The precious metals were higher again on Tuesday, buoyed by a continued slump for the U.S. dollar. Spot gold was trading above $1,240/oz this morning, more than 0.5% in the green. The Platinum Group Metals were slightly above unchanged. Spot silver added 11¢ (almost 0.7% higher) to reach $16.19/oz.
There finally appears to be some positive momentum building in favor of the gold market. Gold futures finally broke their five-week losing streak last week. The performance on Monday and Tuesday are offering traders more encouraging signs. Technical analysts have cited $1,236 per ounce as an important resistance level for prices from a chart-oriented perspective. Any sustained rally above this price could trigger technical buying that would place even more upward pressure on prices.

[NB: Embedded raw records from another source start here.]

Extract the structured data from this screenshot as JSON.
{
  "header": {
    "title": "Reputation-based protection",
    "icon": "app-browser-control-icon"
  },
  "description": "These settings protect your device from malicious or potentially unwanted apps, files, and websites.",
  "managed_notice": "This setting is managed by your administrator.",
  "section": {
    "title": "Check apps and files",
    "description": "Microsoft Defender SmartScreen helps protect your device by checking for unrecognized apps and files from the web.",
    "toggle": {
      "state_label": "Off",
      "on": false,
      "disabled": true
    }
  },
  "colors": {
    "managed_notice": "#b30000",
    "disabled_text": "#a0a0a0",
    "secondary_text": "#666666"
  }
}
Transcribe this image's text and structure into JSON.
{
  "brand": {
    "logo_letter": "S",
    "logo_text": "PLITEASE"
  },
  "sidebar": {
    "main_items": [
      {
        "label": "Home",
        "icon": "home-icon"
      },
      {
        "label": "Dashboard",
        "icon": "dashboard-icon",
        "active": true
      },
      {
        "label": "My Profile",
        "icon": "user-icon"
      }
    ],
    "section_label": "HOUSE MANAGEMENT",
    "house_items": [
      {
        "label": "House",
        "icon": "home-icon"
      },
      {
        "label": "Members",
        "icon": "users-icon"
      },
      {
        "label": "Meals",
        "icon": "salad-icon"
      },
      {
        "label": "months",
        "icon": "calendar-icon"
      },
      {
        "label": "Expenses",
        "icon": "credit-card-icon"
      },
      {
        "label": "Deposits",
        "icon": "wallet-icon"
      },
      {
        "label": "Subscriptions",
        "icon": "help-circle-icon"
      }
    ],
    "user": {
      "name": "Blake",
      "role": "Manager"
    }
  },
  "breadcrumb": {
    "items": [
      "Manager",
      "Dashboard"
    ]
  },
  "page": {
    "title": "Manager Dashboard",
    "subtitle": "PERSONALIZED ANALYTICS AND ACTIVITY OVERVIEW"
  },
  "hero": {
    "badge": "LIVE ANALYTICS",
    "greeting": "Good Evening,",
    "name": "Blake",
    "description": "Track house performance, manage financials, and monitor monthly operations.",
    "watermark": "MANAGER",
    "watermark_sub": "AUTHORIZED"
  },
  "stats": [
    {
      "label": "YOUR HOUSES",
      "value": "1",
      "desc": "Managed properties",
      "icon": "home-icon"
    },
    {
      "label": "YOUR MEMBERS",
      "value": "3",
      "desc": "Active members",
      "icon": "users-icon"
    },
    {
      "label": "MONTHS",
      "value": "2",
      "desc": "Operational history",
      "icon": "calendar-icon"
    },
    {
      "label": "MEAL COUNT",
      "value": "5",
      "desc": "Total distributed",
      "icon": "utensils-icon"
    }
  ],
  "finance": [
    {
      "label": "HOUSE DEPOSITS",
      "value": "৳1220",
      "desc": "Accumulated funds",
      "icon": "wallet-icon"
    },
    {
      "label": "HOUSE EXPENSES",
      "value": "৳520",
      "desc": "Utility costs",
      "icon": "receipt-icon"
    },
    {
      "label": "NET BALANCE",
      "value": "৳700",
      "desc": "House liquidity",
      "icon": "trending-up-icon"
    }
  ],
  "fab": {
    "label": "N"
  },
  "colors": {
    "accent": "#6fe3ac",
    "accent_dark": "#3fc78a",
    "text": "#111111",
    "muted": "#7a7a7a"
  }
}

One of the main reasons for gold’s continued rally has been a particularly weak dollar. As measured by the DXY index, the dollar was down another 0.5% this morning to just 94.6 on the index, extending the greenback’s 10-month low. By direct contrast, the British pound sterling is trading just off of its 10-month high.
Here’s a look at Monday’s closing numbers for stocks:
Nasdaq: 6,314 (+0.03%)
S&P 500: 2,459 (+0.01%)
Dow Jones: 21,630 (-0.04%)
As you can see, stocks were virtually flat during Monday’s trading session. Equities in the U.S. have performed well while the bond market, which saw a rush of safe-haven demand last week, has begun to cool off. 10-year Treasury yields fell to 2.29%. The surge of money flowing into the equity market can somewhat be explained by cyclical factors: second-quarter earnings are still being reported across Wall St, which always attracts new investors. Of course, there’s always a sufficient amount of greed and speculation to go around. Stocks in Europe were off more than 1% on Tuesday while U.S. indices opened sharply lower, as well.
The most recent inflation numbers in the U.K., in addition to the strength of the pound sterling, may cause the Bank of England to back off of raising its benchmark interest rate anytime soon. After inflation came in at a robust 2.9% clip in May, the measure has come back down to earth, which would hurt the case for hiking rates. On Thursday this week, the European Central Bank (ECB) and Bank of Japan (BOJ) will each hold meetings (separately, of course). No changes in monetary policy are expected from either central bank.
The opinions and forecasts herein are provided solely for informational purposes, and should not be used or construed as an offer, solicitation, or recommendation to buy or sell any product.